The global fusion energy supply chain expanded significantly in 2025, with industry spending rising 24% year-on-year as fusion developers increase investment and suppliers strengthen their capabilities to support the path toward commercial fusion power.
According to The Fusion Industry Supply Chain 2026 report from the Fusion Industry Association (FIA), private fusion companies reported a combined supply chain spend of $538m in 2025. That figure is expected to increase by a further 27% in 2026, reaching an estimated $681m.
The report, unveiled at the inaugural Fusion Supply Chain Trade Show in New Mexico, draws on interviews and survey responses from 25 fusion companies and 67 suppliers, providing one of the most comprehensive assessments of the growing fusion energy supply chain.
Commenting on the significant industry investment, Andrew Holland, CEO of the FIA, said: “Our fourth annual report sees considerable progress in the relationship between fusion developers and their supply chain.
“We see signs of the ‘chicken and egg’ gridlock raised in previous reports easing, as supplier relationships improve and new and existing suppliers invest in scaling up capacity to meet the sector’s growing needs.
“Nonetheless, we are still in the engineering phase of the challenge, and while there is much to be optimistic about, demands on the supply chain will expand to serve commercial fusion machines. All players need to have an eye on those approaching tipping points.”
“The global energy crisis combined with the vast demands of AI mean rising pressure on the fusion industry to make limitless clean energy a reality. In large part, the winner of this race to fusion will not be the country that gets there first, but the one with the strongest, most integrated supply chain.
“Building that capability and capacity will need a truly collaborative effort between policymakers, investors, the supply chain and fusion companies.”
Strong growth signals greater industry confidence
The latest findings suggest that long-standing barriers between fusion developers and suppliers may be beginning to ease.
For years, the sector has faced a challenge often described as a “chicken and egg” problem: fusion companies require suppliers to invest in capacity and expertise, while suppliers have been reluctant to commit resources without clear long-term demand.
The new report indicates progress on both fronts.
70% of fusion companies said they had seen an increase in established suppliers entering the fusion market, while 25% reported that existing suppliers had successfully expanded their manufacturing capacity to meet growing industry requirements.
At the same time, supplier investment has accelerated. Three-quarters of suppliers surveyed said they invested in expanding their fusion-related capabilities during the past year.
Individual investments ranged from $30,000 to as much as $65m, highlighting the increasing confidence surrounding future opportunities in the fusion sector.
Supplier relationships show signs of improvement
Another positive trend identified in the report is the strengthening relationship between fusion companies and their suppliers.
Suppliers reported that both the frequency and quality of engagement with fusion developers improved during the past year.
More regular communication is helping suppliers better understand technical requirements and future opportunities, creating a stronger foundation for long-term collaboration.
However, significant challenges remain. Nearly seven in ten suppliers, representing 69% of respondents, said they still lack sufficient long-term visibility into future fusion demand.

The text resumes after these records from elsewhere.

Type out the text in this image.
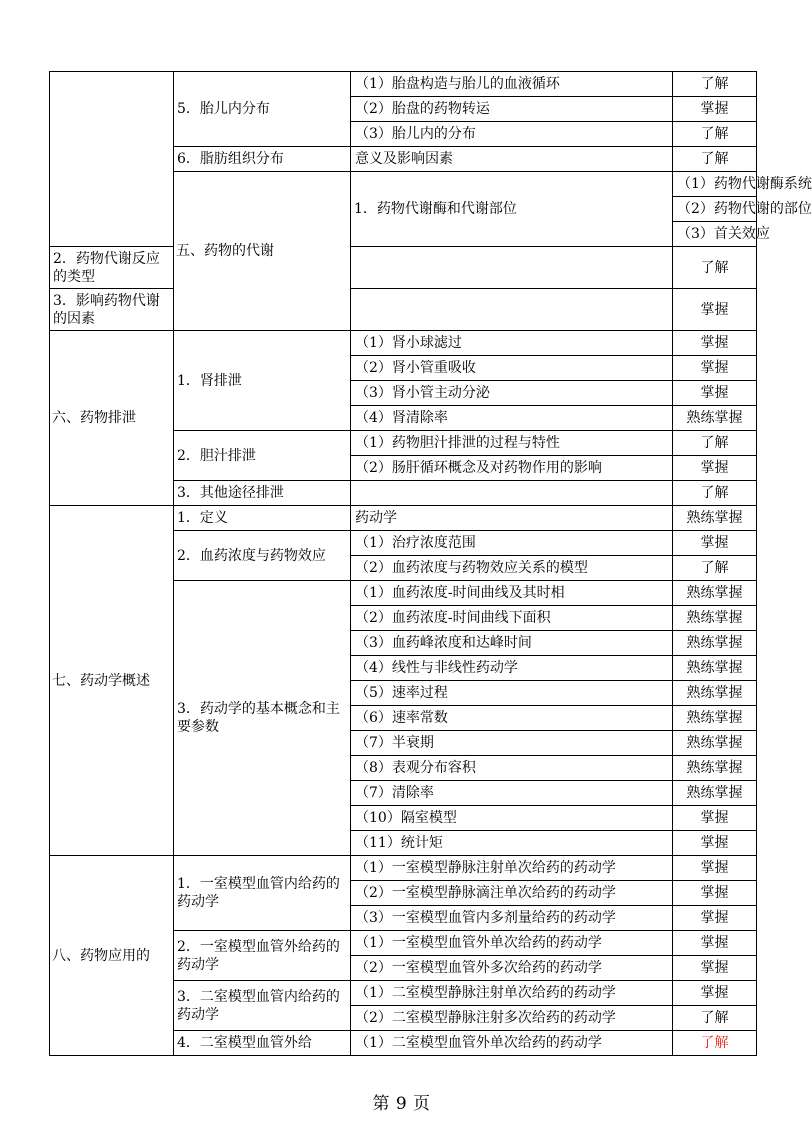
	5．胎儿内分布	（1）胎盘构造与胎儿的血液循环	了解	
		（2）胎盘的药物转运	掌握	
		（3）胎儿内的分布	了解	
	6．脂肪组织分布	意义及影响因素	了解	
	五、药物的代谢	1．药物代谢酶和代谢部位	（1）药物代谢酶系统	
			（2）药物代谢的部位	
			（3）首关效应	
2．药物代谢反应的类型			了解	
3．影响药物代谢的因素			掌握	
六、药物排泄	1．肾排泄	（1）肾小球滤过	掌握	
		（2）肾小管重吸收	掌握	
		（3）肾小管主动分泌	掌握	
		（4）肾清除率	熟练掌握	
	2．胆汁排泄	（1）药物胆汁排泄的过程与特性	了解	
		（2）肠肝循环概念及对药物作用的影响	掌握	
	3．其他途径排泄		了解	
七、药动学概述	1．定义	药动学	熟练掌握	
	2．血药浓度与药物效应	（1）治疗浓度范围	掌握	
		（2）血药浓度与药物效应关系的模型	了解	
	3．药动学的基本概念和主要参数	（1）血药浓度-时间曲线及其时相	熟练掌握	
		（2）血药浓度-时间曲线下面积	熟练掌握	
		（3）血药峰浓度和达峰时间	熟练掌握	
		（4）线性与非线性药动学	熟练掌握	
		（5）速率过程	熟练掌握	
		（6）速率常数	熟练掌握	
		（7）半衰期	熟练掌握	
		（8）表观分布容积	熟练掌握	
		（7）清除率	熟练掌握	
		（10）隔室模型	掌握	
		（11）统计矩	掌握	
八、药物应用的	1．一室模型血管内给药的药动学	（1）一室模型静脉注射单次给药的药动学	掌握	
		（2）一室模型静脉滴注单次给药的药动学	掌握	
		（3）一室模型血管内多剂量给药的药动学	掌握	
	2．一室模型血管外给药的药动学	（1）一室模型血管外单次给药的药动学	掌握	
		（2）一室模型血管外多次给药的药动学	掌握	
	3．二室模型血管内给药的药动学	（1）二室模型静脉注射单次给药的药动学	掌握	
		（2）二室模型静脉注射多次给药的药动学	了解	
	4．二室模型血管外给	（1）二室模型血管外单次给药的药动学	了解	
第 9 页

This uncertainty continues to make strategic planning and investment decisions difficult for many businesses seeking to support the fusion energy supply chain.
Critical bottlenecks remain
Despite the growth in spending and investment, the report highlights several supply chain constraints that could slow progress toward commercial fusion deployment.

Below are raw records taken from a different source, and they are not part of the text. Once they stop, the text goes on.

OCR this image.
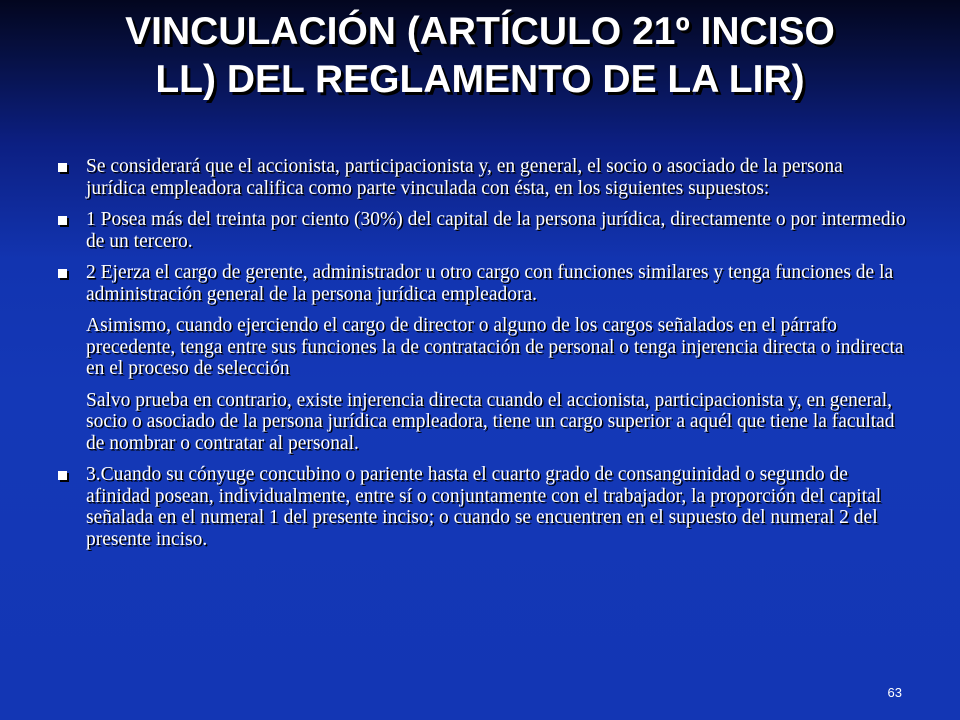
VINCULACIÓN (ARTÍCULO 21º INCISO
LL) DEL REGLAMENTO DE LA LIR)

Se considerará que el accionista, participacionista y, en general, el socio o asociado de la persona jurídica empleadora califica como parte vinculada con ésta, en los siguientes supuestos:

1 Posea más del treinta por ciento (30%) del capital de la persona jurídica, directamente o por intermedio de un tercero.

2 Ejerza el cargo de gerente, administrador u otro cargo con funciones similares y tenga funciones de la administración general de la persona jurídica empleadora.

Asimismo, cuando ejerciendo el cargo de director o alguno de los cargos señalados en el párrafo precedente, tenga entre sus funciones la de contratación de personal o tenga injerencia directa o indirecta en el proceso de selección

Salvo prueba en contrario, existe injerencia directa cuando el accionista, participacionista y, en general, socio o asociado de la persona jurídica empleadora, tiene un cargo superior a aquél que tiene la facultad de nombrar o contratar al personal.

3.Cuando su cónyuge concubino o pariente hasta el cuarto grado de consanguinidad o segundo de afinidad posean, individualmente, entre sí o conjuntamente con el trabajador, la proporción del capital señalada en el numeral 1 del presente inciso; o cuando se encuentren en el supuesto del numeral 2 del presente inciso.

63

Among current challenges, respondents most frequently identified power systems and power components, cited by 48% of participants. Heat management technologies followed at 44%, while vacuum vessels and vacuum pumps were each identified by 32% as areas of concern.
Looking ahead, fusion fuel cycle systems emerged as one of the industry’s most pressing worries. Nearly half of fusion companies surveyed identified fuel cycle technologies as a major future bottleneck.
These systems are essential for producing and managing fusion fuels and will play a critical role in sustaining commercial-scale fusion operations.
To address the issue, 54% of fusion companies said they plan to collaborate with external suppliers on fuel cycle development, while the same proportion intends to pursue in-house development efforts.
Advanced materials also remain a concern, particularly first-wall materials capable of withstanding the extreme temperatures and conditions inside future fusion reactors.
Industry calls for coordinated action
The report concludes that continued growth of the fusion energy supply chain will depend on coordinated efforts across the sector.
Recommended priorities include developing a dedicated supplier ecosystem, accelerating industry standardisation, addressing funding gaps, and simplifying regulatory processes.
With spending continuing to rise and supplier engagement deepening, the findings suggest the fusion industry is making measurable progress toward building the industrial foundation needed to support commercial fusion energy in the years ahead.